Machine learning for the insurance industry: predictive models, fraud detection and fairness
At the heart of their mission, the insurance industry strive to satisfy their customers and offer them the insurance products that most adequately match their needs. Thanks to a vast amount of corporate data accumulated through the years, to the availability of impressive computational resources, and to the current state of knowledge of machine learning research, insurance companies can now attemps to build effective predictive models about some aspects of client behaviour and their needs. However, insurance companies are also accountable to our society and, in particular, this implies that they should not offer any service and coverage that is, in some way, discriminatory in term of race, skin colour, ethnic origin, or other irrelevant characteristics that are, arguably, immoral to use. In that sense, the insurance industry should also be fair in the service that they provide.

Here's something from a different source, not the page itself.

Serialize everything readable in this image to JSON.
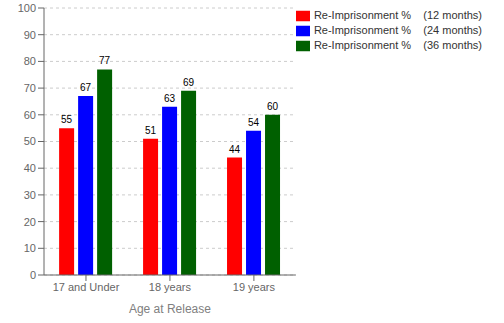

Consequently, this research proposal aims at advancing the current state of knowledge in areas of machine learning research wich are mostly relevant to the insurance industry. More precisely, from the corporate data at SSQ, we aim at building the most accurate, and fair, predictive models for customer needs of insurance products and for some aspects of customer behaviour, such as the likelihood that a client will not renew a given insurance policy. We also aim at building accurate, and fair, fraud detectors with the ability to detect fraud at an early stage and the ability to detect new types of fraud. To meet these objectives, we will need to adapt existing machine learning algorithms in novel ways and design new ones such they can use and combine different data sources during learning, some of wich are sequential in nature. Moreover, we will also need to find ways to enforce fairness into machine learning algorithms such that the predictors output by them will not be using irrelevant sensible attributes (such as race, thnic origin, religion, etc.) in a way that makes them perform unevenly across different groups of individuals.